NEW DELHI: India's Gross domestic product (GDP) acceleration is on course to print close to 7% this year in 2022-23, foreign brokerage, JP Morgan said in a report.
Despite being strong, it would nevertheless result in output that is around 7% below its pre-pandemic potential trend, reflecting the pandemic's effects as well as the bad terms of trade shock caused by rising commodity prices in 2022.
According to JP Morgan, growth is predicted to slow in 2023–2024 as a result of the strong global downturn that is impacting exports and the gradual normalisation of domestic fiscal and monetary policies.
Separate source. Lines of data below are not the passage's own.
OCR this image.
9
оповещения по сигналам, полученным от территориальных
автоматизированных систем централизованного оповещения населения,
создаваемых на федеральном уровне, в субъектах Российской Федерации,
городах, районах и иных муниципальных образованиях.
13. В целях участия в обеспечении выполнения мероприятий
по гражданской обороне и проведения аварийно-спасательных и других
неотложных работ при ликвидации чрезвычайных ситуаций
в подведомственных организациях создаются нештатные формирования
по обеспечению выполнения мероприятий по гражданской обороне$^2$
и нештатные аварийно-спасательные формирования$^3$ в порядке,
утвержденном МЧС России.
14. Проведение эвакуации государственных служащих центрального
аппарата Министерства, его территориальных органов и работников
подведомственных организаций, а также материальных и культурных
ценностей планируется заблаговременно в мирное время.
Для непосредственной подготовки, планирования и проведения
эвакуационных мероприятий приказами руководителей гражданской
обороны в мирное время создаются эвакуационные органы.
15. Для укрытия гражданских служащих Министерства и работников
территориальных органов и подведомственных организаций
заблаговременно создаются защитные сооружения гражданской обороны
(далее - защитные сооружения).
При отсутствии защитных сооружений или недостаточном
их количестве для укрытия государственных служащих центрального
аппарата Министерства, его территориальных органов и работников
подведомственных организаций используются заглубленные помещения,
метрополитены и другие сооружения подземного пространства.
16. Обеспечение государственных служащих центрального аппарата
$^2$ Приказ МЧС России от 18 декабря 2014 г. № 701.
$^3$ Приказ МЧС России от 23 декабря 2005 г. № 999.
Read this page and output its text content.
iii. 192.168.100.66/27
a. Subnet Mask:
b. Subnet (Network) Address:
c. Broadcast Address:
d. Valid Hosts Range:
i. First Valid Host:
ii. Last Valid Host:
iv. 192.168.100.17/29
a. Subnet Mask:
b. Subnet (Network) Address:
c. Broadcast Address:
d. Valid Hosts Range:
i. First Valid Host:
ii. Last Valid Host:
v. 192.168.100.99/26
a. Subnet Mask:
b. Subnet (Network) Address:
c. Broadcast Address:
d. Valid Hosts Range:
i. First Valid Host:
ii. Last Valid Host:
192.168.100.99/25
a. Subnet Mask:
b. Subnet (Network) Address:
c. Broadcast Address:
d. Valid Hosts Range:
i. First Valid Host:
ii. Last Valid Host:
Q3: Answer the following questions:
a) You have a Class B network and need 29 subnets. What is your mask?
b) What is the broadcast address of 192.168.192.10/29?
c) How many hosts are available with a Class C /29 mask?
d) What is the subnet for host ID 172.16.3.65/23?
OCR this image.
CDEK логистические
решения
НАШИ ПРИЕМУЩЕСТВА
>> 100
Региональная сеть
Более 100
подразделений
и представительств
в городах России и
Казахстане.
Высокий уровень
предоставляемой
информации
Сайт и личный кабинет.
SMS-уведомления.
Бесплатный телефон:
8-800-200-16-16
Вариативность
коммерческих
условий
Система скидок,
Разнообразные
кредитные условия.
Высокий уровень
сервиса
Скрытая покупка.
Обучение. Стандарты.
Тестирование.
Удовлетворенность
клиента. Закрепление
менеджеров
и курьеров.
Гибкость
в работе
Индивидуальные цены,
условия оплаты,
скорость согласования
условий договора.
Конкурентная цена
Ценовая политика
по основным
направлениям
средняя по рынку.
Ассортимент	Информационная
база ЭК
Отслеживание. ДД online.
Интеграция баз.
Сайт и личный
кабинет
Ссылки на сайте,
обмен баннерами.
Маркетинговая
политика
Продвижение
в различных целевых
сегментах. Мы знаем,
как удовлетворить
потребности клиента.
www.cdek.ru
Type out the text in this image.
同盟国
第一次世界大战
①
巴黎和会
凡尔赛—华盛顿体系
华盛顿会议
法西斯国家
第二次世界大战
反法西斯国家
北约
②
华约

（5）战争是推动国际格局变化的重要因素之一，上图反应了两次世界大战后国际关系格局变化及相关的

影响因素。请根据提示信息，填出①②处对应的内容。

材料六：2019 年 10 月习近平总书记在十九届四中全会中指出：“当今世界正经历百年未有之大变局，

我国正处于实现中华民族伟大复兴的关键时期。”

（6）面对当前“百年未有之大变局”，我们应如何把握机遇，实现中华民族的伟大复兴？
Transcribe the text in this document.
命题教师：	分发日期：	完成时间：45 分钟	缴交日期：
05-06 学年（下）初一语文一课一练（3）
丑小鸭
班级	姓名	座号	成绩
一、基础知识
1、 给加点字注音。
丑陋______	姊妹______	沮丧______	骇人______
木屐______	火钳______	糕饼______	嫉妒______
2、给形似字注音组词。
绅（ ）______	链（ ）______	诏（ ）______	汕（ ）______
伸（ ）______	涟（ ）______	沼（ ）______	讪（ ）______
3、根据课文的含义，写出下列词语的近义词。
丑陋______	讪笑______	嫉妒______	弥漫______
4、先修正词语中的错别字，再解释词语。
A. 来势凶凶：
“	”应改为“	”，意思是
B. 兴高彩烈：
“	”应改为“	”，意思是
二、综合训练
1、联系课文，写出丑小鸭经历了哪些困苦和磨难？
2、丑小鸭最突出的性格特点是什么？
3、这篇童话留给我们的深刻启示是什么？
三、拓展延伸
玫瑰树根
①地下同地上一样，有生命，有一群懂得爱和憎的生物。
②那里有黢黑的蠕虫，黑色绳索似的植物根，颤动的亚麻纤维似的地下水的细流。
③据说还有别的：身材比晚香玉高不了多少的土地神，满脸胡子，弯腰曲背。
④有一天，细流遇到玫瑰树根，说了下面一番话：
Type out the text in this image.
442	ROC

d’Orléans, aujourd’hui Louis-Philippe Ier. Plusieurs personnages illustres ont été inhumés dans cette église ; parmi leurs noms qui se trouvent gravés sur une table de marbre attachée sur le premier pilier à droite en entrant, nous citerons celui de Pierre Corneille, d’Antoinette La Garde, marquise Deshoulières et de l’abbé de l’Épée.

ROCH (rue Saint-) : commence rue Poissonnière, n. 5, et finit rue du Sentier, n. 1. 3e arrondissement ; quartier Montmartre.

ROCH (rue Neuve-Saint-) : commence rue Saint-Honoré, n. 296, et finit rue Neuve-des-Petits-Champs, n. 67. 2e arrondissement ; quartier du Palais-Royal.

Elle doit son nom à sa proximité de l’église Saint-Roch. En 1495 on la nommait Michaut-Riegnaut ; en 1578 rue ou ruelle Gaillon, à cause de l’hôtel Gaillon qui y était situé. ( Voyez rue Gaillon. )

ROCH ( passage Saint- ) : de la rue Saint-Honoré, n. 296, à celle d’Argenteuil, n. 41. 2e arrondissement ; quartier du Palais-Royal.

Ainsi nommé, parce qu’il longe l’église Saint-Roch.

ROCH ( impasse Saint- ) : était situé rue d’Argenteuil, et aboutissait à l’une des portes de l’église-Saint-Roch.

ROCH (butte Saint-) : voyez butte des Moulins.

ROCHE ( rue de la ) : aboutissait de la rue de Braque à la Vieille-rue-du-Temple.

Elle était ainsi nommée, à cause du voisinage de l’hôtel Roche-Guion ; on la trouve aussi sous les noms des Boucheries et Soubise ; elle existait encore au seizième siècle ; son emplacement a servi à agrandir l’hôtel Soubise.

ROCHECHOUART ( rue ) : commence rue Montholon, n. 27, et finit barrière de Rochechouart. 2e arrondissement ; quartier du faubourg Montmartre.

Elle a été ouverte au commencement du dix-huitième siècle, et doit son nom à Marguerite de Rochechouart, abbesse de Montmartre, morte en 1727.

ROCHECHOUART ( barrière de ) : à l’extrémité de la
Despite this, bank and corporate balance sheets seem to be in considerably better shape than they have in recent years. Banks are much more likely to lend now that the corporate debt/GDP ratio is at its lowest level since 2006. But with the increased level of global uncertainty, slower GDP, tightening monetary conditions, and manufacturing utilisation rates that are still below 80%, the research stated, a broader private investment cycle will take time to fructify.
As exports have slowed and imports are still quite sticky, the Current Account Deficit (CAD) is on course to exceed 3% of GDP this year; reducing the CAD back to sustainable levels will need to be a key policy goal in 2023.
The Center is expected to achieve the budgeted fiscal deficit of 6.4% of GDP this year and targets a consolidation of 0.5% of GDP the following year; the fiscal balancing act will involve reducing the deficit while maintaining strong capex. In turn, continued fiscal consolidation off still-elevated levels is key to CAD compression.
As GDP slows and input price pressure eases, inflation is predicted to stay sticky in the upcoming months before progressively declining in 2023–2024.
We anticipate the MPC is approaching a pause, with the chance of a final 25 bps raise at the February review, the research said. This is because the RBI will be tightening liquidity and rising rates by around 300 bps in 2022.